Loosies (also known as Love Is Not a Crime and Pick Pocket) is a 2012 romantic comedy-drama film written and produced by Peter Facinelli, and directed by Michael Corrente. The film stars Peter Facinelli, Jaimie Alexander, Michael Madsen, Joe Pantoliano, William Forsythe, Christy Carlson Romano, Glenn Ciano, Vincent Gallo and Chad A. Verdi.

==Synopsis==
Bobby Corelli (Facinelli), a New York pickpocket, enjoys the free lifestyle he has until one day he is confronted by a former one-night stand, Lucy Atwood (Alexander), who informs him she is three months pregnant with his child. She gives him a chance to leave his daily life and take responsibility for his child.

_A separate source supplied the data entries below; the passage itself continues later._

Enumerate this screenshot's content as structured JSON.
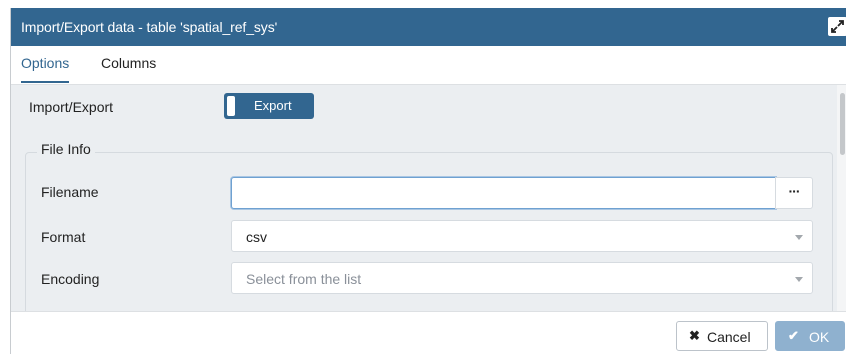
{
  "dialog": {
    "title": "Import/Export data - table 'spatial_ref_sys'",
    "expand_icon": "expand-arrows-icon"
  },
  "tabs": [
    {
      "label": "Options",
      "active": true
    },
    {
      "label": "Columns",
      "active": false
    }
  ],
  "options": {
    "import_export_label": "Import/Export",
    "toggle_value": "Export",
    "file_info": {
      "legend": "File Info",
      "filename": {
        "label": "Filename",
        "value": "",
        "browse_label": "···"
      },
      "format": {
        "label": "Format",
        "value": "csv"
      },
      "encoding": {
        "label": "Encoding",
        "placeholder": "Select from the list"
      }
    }
  },
  "footer": {
    "cancel": {
      "icon": "✖",
      "label": "Cancel"
    },
    "ok": {
      "icon": "✔",
      "label": "OK"
    }
  },
  "colors": {
    "titlebar": "#326690",
    "accent": "#326690",
    "content_bg": "#ebeef1",
    "ok_disabled": "#8fb1cf"
  }
}
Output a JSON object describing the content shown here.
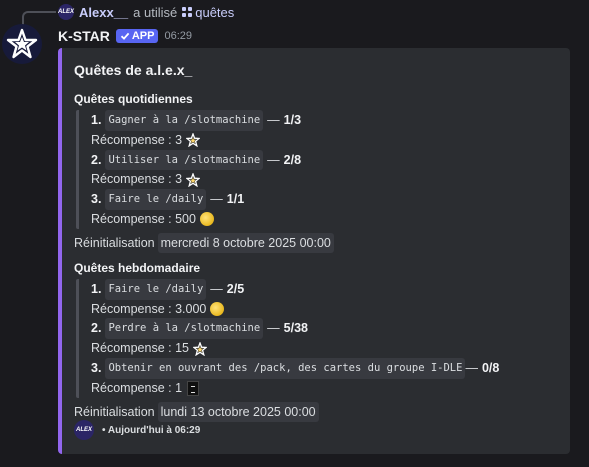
{
  "reply": {
    "avatar_text": "ALEX",
    "username": "Alexx__",
    "action": "a utilisé",
    "command": "quêtes"
  },
  "message": {
    "bot_name": "K-STAR",
    "badge": "APP",
    "time": "06:29"
  },
  "embed": {
    "accent_color": "#9266ee",
    "title": "Quêtes de a.l.e.x_",
    "daily": {
      "title": "Quêtes quotidiennes",
      "quests": [
        {
          "num": "1.",
          "task": "Gagner à la /slotmachine",
          "sep": "—",
          "progress": "1/3",
          "reward_label": "Récompense : 3",
          "reward_icon": "star-icon"
        },
        {
          "num": "2.",
          "task": "Utiliser la /slotmachine",
          "sep": "—",
          "progress": "2/8",
          "reward_label": "Récompense : 3",
          "reward_icon": "star-icon"
        },
        {
          "num": "3.",
          "task": "Faire le /daily",
          "sep": "—",
          "progress": "1/1",
          "reward_label": "Récompense : 500",
          "reward_icon": "coin-icon"
        }
      ],
      "reset_label": "Réinitialisation",
      "reset_date": "mercredi 8 octobre 2025 00:00"
    },
    "weekly": {
      "title": "Quêtes hebdomadaire",
      "quests": [
        {
          "num": "1.",
          "task": "Faire le /daily",
          "sep": "—",
          "progress": "2/5",
          "reward_label": "Récompense : 3.000",
          "reward_icon": "coin-icon"
        },
        {
          "num": "2.",
          "task": "Perdre à la /slotmachine",
          "sep": "—",
          "progress": "5/38",
          "reward_label": "Récompense : 15",
          "reward_icon": "star-icon"
        },
        {
          "num": "3.",
          "task": "Obtenir en ouvrant des /pack, des cartes du groupe I-DLE",
          "sep": "—",
          "progress": "0/8",
          "reward_label": "Récompense : 1",
          "reward_icon": "card-icon"
        }
      ],
      "reset_label": "Réinitialisation",
      "reset_date": "lundi 13 octobre 2025 00:00"
    },
    "footer": {
      "avatar_text": "ALEX",
      "text": "• Aujourd'hui à 06:29"
    }
  }
}
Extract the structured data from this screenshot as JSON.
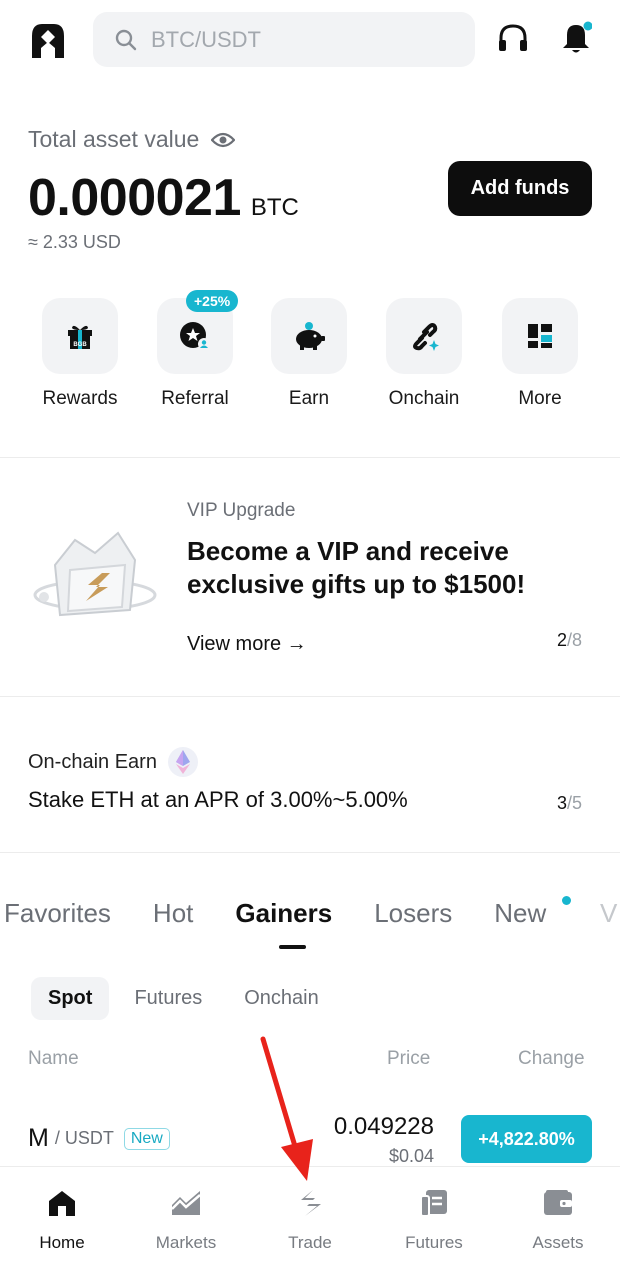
{
  "header": {
    "search_placeholder": "BTC/USDT",
    "icons": [
      "app-logo-icon",
      "search-icon",
      "headset-icon",
      "bell-icon"
    ],
    "notification_dot_color": "#18b6cf"
  },
  "asset": {
    "label": "Total asset value",
    "amount": "0.000021",
    "unit": "BTC",
    "usd": "≈ 2.33 USD",
    "add_funds": "Add funds"
  },
  "quick_actions": [
    {
      "label": "Rewards",
      "icon": "gift-icon"
    },
    {
      "label": "Referral",
      "icon": "referral-icon",
      "badge": "+25%"
    },
    {
      "label": "Earn",
      "icon": "piggy-bank-icon"
    },
    {
      "label": "Onchain",
      "icon": "chain-link-icon"
    },
    {
      "label": "More",
      "icon": "grid-icon"
    }
  ],
  "vip": {
    "label": "VIP Upgrade",
    "title": "Become a VIP and receive exclusive gifts up to $1500!",
    "more": "View more →",
    "page_current": "2",
    "page_total": "/8"
  },
  "onchain": {
    "label": "On-chain Earn",
    "title": "Stake ETH at an APR of 3.00%~5.00%",
    "page_current": "3",
    "page_total": "/5"
  },
  "market": {
    "tabs": [
      "Favorites",
      "Hot",
      "Gainers",
      "Losers",
      "New"
    ],
    "tab_overflow": "V",
    "active_tab": "Gainers",
    "subtabs": [
      "Spot",
      "Futures",
      "Onchain"
    ],
    "columns": {
      "name": "Name",
      "price": "Price",
      "change": "Change"
    },
    "rows": [
      {
        "base": "M",
        "quote": "/ USDT",
        "tag": "New",
        "price": "0.049228",
        "usd": "$0.04",
        "change": "+4,822.80%"
      }
    ],
    "accent": "#18b6cf"
  },
  "bottom_nav": [
    {
      "label": "Home",
      "icon": "home-icon"
    },
    {
      "label": "Markets",
      "icon": "markets-chart-icon"
    },
    {
      "label": "Trade",
      "icon": "trade-icon"
    },
    {
      "label": "Futures",
      "icon": "futures-icon"
    },
    {
      "label": "Assets",
      "icon": "wallet-icon"
    }
  ]
}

Bobby and Lucy work together to solve their problems while evading the cop (Michael Madsen) whose badge was nicked by Bobby.

==Cast==

- Peter Facinelli as Bobby Corelli
- Jaimie Alexander as Lucy Atwood
- Michael Madsen as Lieutenant Nick Sullivan
- Vincent Gallo as "Jax"
- William Forsythe as Captain Tom Edwards
- Christy Carlson Romano as Carmen
- Marianne Leone as Rita Corelli
- Joe Pantoliano as Carl
- Glenn Ciano as Gomer
- Eric Phillips as Donny
- Tom DeNucci as Detective Jeffrey
- Tom Paolino as Detective Verdi
- Ara Boghigian as Officer
- Johnny Cicco as Adam, The Stoner
- Benny Salerno as Man On Subway
- Darin Berry as Man On Subway #2
- Tyler and Travis Atwood as Mickey / Mikey
- David Goggin as NYPD Officer

==Production==
The film was shot on location in Providence, Rhode Island, and New York.

==Release==
The film was limited released on November 2, 2011, and wide released on January 11, 2012 and finally released on the DVD on March 13, 2012. The film was rated PG-13 by Motion Picture Association of America for some sexual content, violence and language used in the film.

==International distribution==
The International distribution rights of 'Loosies' a.k.a. 'Pick Pocket' are being licensed by Cinema Management Group.

==Reception==
===Box office===
Loosies has grossed $3,519 in North America, and $421,859 in other territories, for a worldwide total of $425,378.

===Critical response===
On review aggregator website Rotten Tomatoes, the film holds an approval rating of 22%, based on 18 reviews, and an average rating of 3.8/10. On Metacritic, the film has a weighted average score of 35 out of 100, based on 11 critics, indicating "generally unfavorable" reviews.